Petra Diamonds Limited announces that it has executed a non-binding Memorandum of Understanding (“MoU”) to sell 50% (less one share) of the entity that holds Petra’s shareholding in Williamson Diamonds Limited (“WDL”), along with a pro rata portion of shareholder loans owed by WDL, to Caspian Limited or its nominee (“Caspian”) for a total consideration of US$15 million. Caspian is the long-term technical services contractor at the Williamson Mine in Tanzania.

WDL is the operator of the Williamson Mine.  WDL is currently 25% owned by the Government of Tanzania and 75% owned by Petra, with Petra having acquired its majority interest in WDL in 2009. However, further to the Framework Agreement with the Government of Tanzania announced on 13 December 2021, which provides for a capital restructuring of the WDL entity, Petra’s effective interest is due to decrease to 63% and the Government of Tanzania’s to increase to 37%. Upon completion of the transactions contemplated by the MoU and upon the capital restructuring in the aforementioned Framework Agreement becoming effective, Petra and Caspian will each indirectly hold a 31.5% stake in WDL but with Petra retaining a controlling interest in WDL.

Caspian’s purchase will be funded through the settlement of US$11.1 million of past technical services payments owed by WDL to Caspian, including services rendered during the recent restart of operations following the care and maintenance period, with the remaining amount being funded by Caspian rendering US$3.9 million of technical services to WDL in order to ramp-up operations at the Williamson Mine.

The transactions in the MoU are subject to Petra and Caspian agreeing definitive transaction agreements, including a share purchase agreement and a shareholders’ agreement, with the parties seeking to agree those transaction agreements in early CY 2022.  The sale of the 50% stake in the entity that holds Petra’s shares in WDL is subject to the parties obtaining all necessary Governmental, regulatory and lender approvals, including approvals from the Tanzanian Mining Commission, the Tanzanian Fair Competition Commission and The Bank of Tanzania, and a binding ruling from the Tanzania Revenue Authority on the tax treatment of the transaction.  The parties are seeking to obtain such approvals by the end of H1 CY 2022.

As noted in the Company’s FY 2021 Preliminary Results released on 14 September 2021, the Board decided to review its strategic options at Williamson which resulted in the asset being classified as an asset held for sale for financial reporting purposes. The transaction announced today will see Petra consolidating Williamson’s operating and financial results, with an appropriate recognition of non-controlling interests attributable to both Caspian and the Government of Tanzania.

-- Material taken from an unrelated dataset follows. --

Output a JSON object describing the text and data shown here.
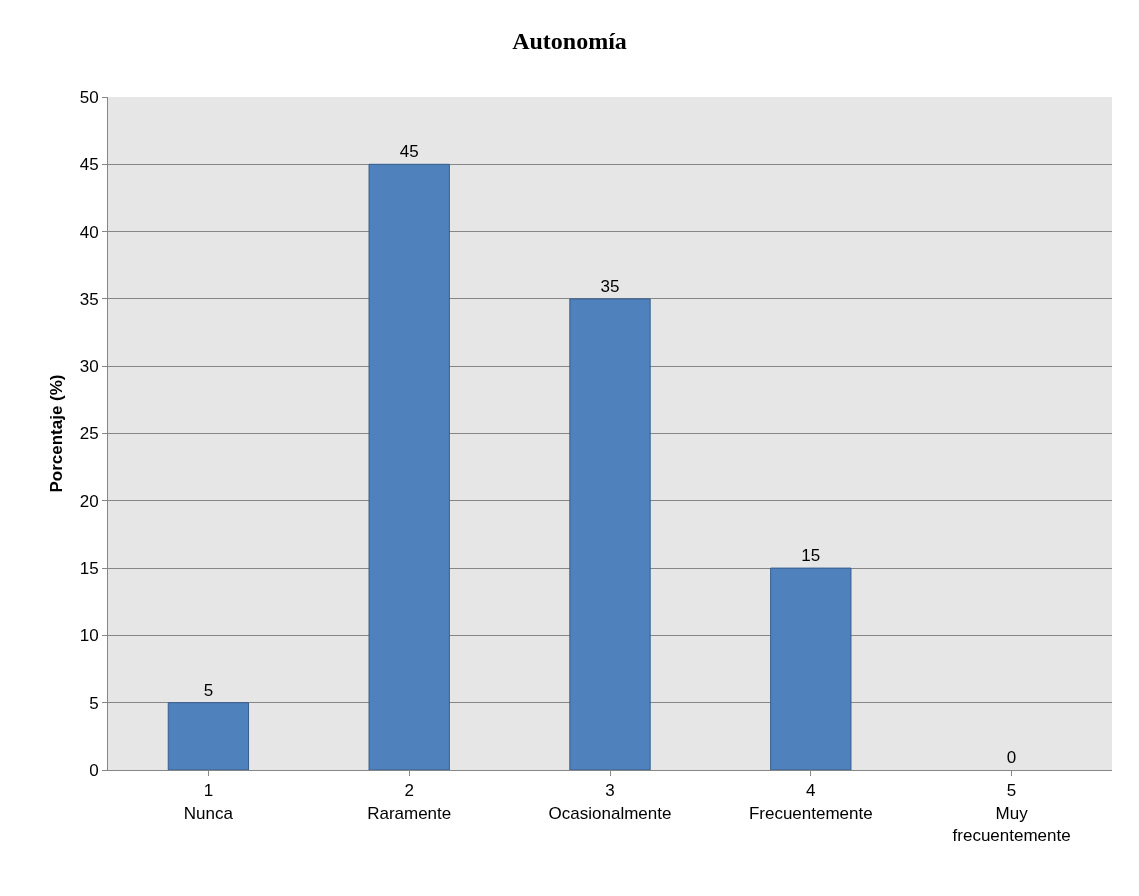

As announced in the Company’s Q1 FY 2022 Trading Update dated 26 October 2021, production at Williamson has recommenced post the care and maintenance period and is expected to ramp-up over the course of FY 2022, with estimated production at the Williamson Mine in FY 2022 of 0.22 to 0.27 Mcts.

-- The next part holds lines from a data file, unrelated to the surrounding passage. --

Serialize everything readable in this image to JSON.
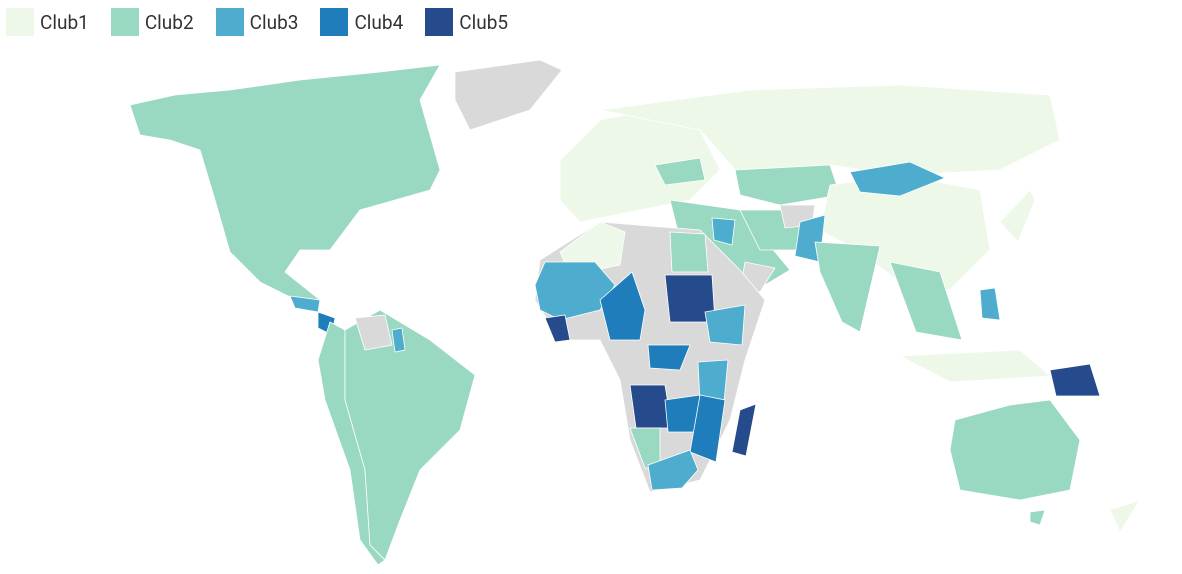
{
  "legend": {
    "items": [
      {
        "name": "Club1",
        "color": "#edf8e9"
      },
      {
        "name": "Club2",
        "color": "#99d8c1"
      },
      {
        "name": "Club3",
        "color": "#4eaccf"
      },
      {
        "name": "Club4",
        "color": "#1f7dbc"
      },
      {
        "name": "Club5",
        "color": "#254b8c"
      }
    ]
  }
}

Petra will continue to meet its obligations under the settlement it reached on 12 May 2021 in relation to claims brought in London by the UK law firm Leigh Day on behalf of a number of anonymous claimants.  This includes the design and implementation of a non-judicial Independent Grievance Mechanism to address allegations of human rights impacts at the Williamson Mine, and the funding of various restorative and community programmes intended to provide long-term sustainable support to the communities living around the mine.

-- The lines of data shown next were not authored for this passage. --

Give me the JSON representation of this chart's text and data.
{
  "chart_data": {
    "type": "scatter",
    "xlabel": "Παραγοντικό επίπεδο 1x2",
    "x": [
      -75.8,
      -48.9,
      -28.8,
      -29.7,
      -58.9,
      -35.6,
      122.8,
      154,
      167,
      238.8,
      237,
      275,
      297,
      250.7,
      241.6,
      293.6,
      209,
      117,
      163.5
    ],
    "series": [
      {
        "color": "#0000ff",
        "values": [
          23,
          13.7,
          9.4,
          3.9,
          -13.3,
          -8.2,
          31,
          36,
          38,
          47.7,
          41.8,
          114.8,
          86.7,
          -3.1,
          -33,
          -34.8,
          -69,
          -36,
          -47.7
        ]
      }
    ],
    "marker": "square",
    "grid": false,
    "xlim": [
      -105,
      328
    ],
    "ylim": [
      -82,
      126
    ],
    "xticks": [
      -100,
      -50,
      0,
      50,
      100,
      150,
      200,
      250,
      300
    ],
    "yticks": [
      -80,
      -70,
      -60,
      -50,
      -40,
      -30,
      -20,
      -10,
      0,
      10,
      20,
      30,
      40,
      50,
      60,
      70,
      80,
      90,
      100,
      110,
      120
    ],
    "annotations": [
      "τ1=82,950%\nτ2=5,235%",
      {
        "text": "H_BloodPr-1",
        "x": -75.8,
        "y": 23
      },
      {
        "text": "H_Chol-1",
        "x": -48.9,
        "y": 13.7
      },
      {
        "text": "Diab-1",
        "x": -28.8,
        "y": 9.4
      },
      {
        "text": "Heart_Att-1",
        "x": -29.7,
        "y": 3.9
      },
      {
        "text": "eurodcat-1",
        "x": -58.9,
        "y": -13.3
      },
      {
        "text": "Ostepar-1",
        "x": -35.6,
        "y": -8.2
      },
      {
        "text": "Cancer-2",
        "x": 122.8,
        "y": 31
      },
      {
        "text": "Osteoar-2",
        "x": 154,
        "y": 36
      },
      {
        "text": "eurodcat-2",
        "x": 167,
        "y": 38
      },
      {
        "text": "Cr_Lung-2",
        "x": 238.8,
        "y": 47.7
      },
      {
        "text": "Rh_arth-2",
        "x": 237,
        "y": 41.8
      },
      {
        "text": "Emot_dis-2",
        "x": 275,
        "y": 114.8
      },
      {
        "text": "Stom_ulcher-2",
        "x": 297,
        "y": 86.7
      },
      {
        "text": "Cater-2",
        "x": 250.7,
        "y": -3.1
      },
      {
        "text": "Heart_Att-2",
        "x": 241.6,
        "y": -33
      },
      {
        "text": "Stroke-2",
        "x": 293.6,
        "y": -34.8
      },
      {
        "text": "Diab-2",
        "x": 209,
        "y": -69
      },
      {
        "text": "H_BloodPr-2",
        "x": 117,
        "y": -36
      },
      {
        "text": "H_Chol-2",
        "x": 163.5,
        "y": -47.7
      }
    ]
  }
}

Richard Duffy, Chief Executive of Petra, commented:

“We are very pleased to be partnering with Caspian, who bring considerable local and mining experience. This will assist us in optimising the orebody for the benefit of all of Williamson’s stakeholders, both in the short term as we continue to ramp-up operations and in the longer term to fully realise the mine’s potential in an improved economic environment.

Our new arrangement with Caspian, following the Framework Agreement signed with the Government of Tanzania on 13 December, puts Williamson on a very solid basis for the future. The reduction in Petra’s equity interest in to WDL, from 75% to 31.5% while still retaining control, both reduces Petra’s exposure in line with our stated objectives outlined in our Preliminary Results while maintaining a share of the upside that we believe exists following the signing of the Framework Agreement with the Government who continue as partners.”

Rostam Azizi, Chairman of Caspian, commented:

“Caspian is a wholly Tanzanian owned company. It is also Tanzania’s largest mining contractor with over 30 years mining related experience. We have been the contractor of choice to most mines in Tanzania and have maintained long and successful relationships with companies such as Petra, De Beers, Barrick and AngloGold Ashanti. In addition, we also own the largest fleet of mining equipment in Tanzania. As a company, we are committed to adopting and adhering to the latest internationally recognised standards throughout all aspects of our business.

“We have been contracting at the Williamson Mine, the largest kimberlite diamond mine in the world by surface area for close to 20 years and as such we are particularly pleased to enter into this next phase of our involvement at the mine as co-owners. We recognise its viability in providing sustainable employment and a significant contribution to the Tanzanian economy.”